Quantum-centric supercomputing (QCSC) workflows often involve hybrid classical-quantum algorithms that are inherently probabilistic and executed on remote quantum hardware, making them difficult to interpret and limiting the ability to monitor runtime performance and behavior. The high cost of quantum circuit execution and large-scale high-performance computing (HPC) infrastructure further restricts the number of feasible trials, making comprehensive evaluation of execution results essential for iterative development. We propose an observability architecture tailored for QCSC workflows that decouples telemetry collection from workload execution, enabling persistent monitoring across system and algorithmic layers and retaining detailed execution data for reproducible and retrospective analysis, eliminating redundant runs. Applied to a representative workflow involving sample-based quantum diagonalization, our system reveals solver behavior across multiple iterations.
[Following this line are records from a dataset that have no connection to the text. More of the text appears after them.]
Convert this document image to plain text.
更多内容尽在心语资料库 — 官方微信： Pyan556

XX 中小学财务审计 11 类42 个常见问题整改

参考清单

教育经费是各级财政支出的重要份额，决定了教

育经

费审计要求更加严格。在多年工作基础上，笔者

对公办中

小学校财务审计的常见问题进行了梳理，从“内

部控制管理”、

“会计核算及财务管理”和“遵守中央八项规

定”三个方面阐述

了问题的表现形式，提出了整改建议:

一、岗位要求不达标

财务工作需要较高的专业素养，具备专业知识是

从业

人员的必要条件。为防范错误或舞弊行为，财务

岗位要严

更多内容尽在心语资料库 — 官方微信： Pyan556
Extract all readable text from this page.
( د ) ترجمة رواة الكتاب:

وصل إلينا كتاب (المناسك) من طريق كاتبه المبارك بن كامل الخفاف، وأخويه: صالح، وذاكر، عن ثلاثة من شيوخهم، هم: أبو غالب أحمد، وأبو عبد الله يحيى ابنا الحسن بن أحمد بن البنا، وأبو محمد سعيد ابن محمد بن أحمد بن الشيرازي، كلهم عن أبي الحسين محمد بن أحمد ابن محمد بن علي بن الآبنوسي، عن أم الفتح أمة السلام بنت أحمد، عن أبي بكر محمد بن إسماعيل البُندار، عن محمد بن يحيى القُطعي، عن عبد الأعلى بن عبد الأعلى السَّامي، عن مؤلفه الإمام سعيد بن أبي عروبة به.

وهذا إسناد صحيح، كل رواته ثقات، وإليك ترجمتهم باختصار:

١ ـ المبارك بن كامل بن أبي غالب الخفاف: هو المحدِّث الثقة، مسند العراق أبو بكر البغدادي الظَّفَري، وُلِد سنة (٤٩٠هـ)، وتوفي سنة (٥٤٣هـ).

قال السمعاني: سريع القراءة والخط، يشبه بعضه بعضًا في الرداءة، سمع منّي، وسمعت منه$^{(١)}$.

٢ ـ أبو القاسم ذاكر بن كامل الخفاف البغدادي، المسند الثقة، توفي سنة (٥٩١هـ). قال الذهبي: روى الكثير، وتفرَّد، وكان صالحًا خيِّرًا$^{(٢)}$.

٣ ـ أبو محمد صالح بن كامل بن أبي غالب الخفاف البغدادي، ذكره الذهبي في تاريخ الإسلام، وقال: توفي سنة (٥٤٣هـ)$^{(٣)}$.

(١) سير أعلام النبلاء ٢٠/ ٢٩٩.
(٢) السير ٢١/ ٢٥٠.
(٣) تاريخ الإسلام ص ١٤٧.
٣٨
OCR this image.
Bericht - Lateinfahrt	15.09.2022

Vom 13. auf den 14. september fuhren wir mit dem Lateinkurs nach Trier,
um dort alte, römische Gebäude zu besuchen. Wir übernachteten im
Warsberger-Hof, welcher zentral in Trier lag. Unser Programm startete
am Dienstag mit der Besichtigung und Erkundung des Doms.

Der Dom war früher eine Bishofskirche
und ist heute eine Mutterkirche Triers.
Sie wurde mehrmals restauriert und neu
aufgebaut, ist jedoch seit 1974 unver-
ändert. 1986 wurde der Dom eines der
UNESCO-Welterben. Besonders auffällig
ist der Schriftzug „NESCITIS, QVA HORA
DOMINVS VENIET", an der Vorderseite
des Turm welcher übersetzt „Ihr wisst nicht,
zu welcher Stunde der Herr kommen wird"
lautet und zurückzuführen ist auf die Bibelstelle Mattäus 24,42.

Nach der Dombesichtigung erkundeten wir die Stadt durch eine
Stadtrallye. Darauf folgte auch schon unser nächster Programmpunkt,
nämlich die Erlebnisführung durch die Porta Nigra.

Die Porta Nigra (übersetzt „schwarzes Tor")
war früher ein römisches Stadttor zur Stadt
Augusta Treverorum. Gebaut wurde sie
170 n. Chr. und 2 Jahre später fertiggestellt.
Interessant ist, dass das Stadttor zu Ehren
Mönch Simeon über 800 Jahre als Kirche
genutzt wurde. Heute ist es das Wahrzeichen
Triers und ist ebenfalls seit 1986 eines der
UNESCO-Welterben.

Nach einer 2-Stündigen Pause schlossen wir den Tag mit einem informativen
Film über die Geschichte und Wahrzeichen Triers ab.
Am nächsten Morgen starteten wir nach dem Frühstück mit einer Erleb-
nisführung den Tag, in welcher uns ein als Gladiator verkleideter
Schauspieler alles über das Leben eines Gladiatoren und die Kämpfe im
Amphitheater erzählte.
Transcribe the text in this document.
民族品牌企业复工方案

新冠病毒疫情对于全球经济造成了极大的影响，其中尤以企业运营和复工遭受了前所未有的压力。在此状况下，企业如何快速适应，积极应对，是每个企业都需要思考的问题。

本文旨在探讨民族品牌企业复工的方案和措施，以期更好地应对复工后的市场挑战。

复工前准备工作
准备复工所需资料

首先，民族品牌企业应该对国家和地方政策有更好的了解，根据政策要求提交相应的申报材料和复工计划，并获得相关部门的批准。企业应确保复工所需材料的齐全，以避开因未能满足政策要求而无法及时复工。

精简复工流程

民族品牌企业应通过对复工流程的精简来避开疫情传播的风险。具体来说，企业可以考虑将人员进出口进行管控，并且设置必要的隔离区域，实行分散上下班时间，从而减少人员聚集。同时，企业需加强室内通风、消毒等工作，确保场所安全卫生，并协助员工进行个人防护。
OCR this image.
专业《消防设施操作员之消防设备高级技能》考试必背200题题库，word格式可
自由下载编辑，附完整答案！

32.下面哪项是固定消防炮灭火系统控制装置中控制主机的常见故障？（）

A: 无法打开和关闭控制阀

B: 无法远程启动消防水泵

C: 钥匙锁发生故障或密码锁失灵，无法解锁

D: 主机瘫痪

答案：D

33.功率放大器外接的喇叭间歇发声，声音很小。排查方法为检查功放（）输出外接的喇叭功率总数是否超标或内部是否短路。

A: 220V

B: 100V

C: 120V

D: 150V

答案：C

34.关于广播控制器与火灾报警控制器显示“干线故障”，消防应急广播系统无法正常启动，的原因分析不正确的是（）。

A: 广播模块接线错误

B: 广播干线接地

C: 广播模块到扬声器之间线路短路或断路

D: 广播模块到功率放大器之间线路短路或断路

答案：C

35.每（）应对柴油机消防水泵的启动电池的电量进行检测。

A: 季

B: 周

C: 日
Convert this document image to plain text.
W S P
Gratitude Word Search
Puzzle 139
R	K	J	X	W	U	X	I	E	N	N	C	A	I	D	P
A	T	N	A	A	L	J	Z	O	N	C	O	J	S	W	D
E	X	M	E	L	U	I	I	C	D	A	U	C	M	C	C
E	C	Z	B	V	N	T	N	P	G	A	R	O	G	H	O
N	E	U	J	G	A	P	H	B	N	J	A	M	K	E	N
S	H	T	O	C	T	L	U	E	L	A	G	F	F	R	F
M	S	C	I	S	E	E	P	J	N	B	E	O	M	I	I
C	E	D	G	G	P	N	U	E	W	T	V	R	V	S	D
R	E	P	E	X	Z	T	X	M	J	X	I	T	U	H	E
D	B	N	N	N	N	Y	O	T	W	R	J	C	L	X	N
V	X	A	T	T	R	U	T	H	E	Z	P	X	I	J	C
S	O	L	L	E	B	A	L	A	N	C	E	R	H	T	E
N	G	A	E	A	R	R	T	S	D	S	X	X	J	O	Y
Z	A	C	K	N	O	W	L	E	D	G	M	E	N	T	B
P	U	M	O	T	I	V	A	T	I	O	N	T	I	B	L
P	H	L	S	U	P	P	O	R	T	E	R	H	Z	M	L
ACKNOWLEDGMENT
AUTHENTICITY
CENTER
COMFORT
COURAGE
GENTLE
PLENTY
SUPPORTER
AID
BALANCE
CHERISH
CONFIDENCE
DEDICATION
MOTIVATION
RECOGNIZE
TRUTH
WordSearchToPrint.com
This approach enhances transparency and reproducibility in QCSC environments, supporting infrastructure-aware algorithm design and systematic experimentation.

Paper Structure

This paper contains 9 sections, 5 equations, 5 figures, 1 table.

Figures (5)

  • Figure 1: (a) Workflow metrics pyramid showing categories of telemetry data and (b) schematic diagram of the QCSC observability architecture.
  • Figure 2: Component diagram of QCSC observability architecture implemented on the Miyabi supercomputer and mdx platform.
  • Figure 3: Timing diagram of the differential evolution algorithm workflow. The shaded box on the cli machine is implemented as a single task and executed in parallel for all populations using the Ray executor integration prefect-ray. Important SQD variables in Table \ref{['tab:sqd-telemetry']} are stored on the serv machine for post-hoc ETL pipeline execution.
  • Figure 4: Observability dashboard of domain-level (L4) metrics in the closed-loop SQD workflow. All panels except (f) show trends of various metrics toward an increase in DE iterations from two independent executions under the identical setup. The panels (f) show the average occupancy of each spatial orbital at different iterations of the first execution. The legend indicates the average occupancy of the 27th orbital, corresponding to the first unoccupied orbital in the RHF reference. See the main text for the details of each metric.
  • Figure 5: Observability dashboard of performance metrics (L3 and L2) from the first execution of the closed-loop SQD workflow. The top and middle box show statistical data of the L2 telemetries for 80 jobs in the QPU and HPC, respectively. The histograms represent performance distributions for these jobs. HPC job metrics are collected by the qstat -f command. Refer to the PBS reference guide altair_pbs_reference_2021 for the definitions. (a) QPU usage relative to the allocated time limit of 60,000 seconds. (b) Queueing time for QPU jobs. (c) QPU wall-clock time, including primitive payload compilation, execution, and post-processing. (d) HPC usage relative to the allocated token limit of 8,640 tokens. (e) Queueing time for HPC jobs, computed by stime - etime. (f) HPC wall-clock time, indicated by walltime. (g) Total virtual memory allocated across all concurrent processes within a job, indicated by resources_used.vmem. (h) Maximum CPU utilization rate, indicated by resources_used.cpupercent. (i) Execution time for dominant Prefect tasks.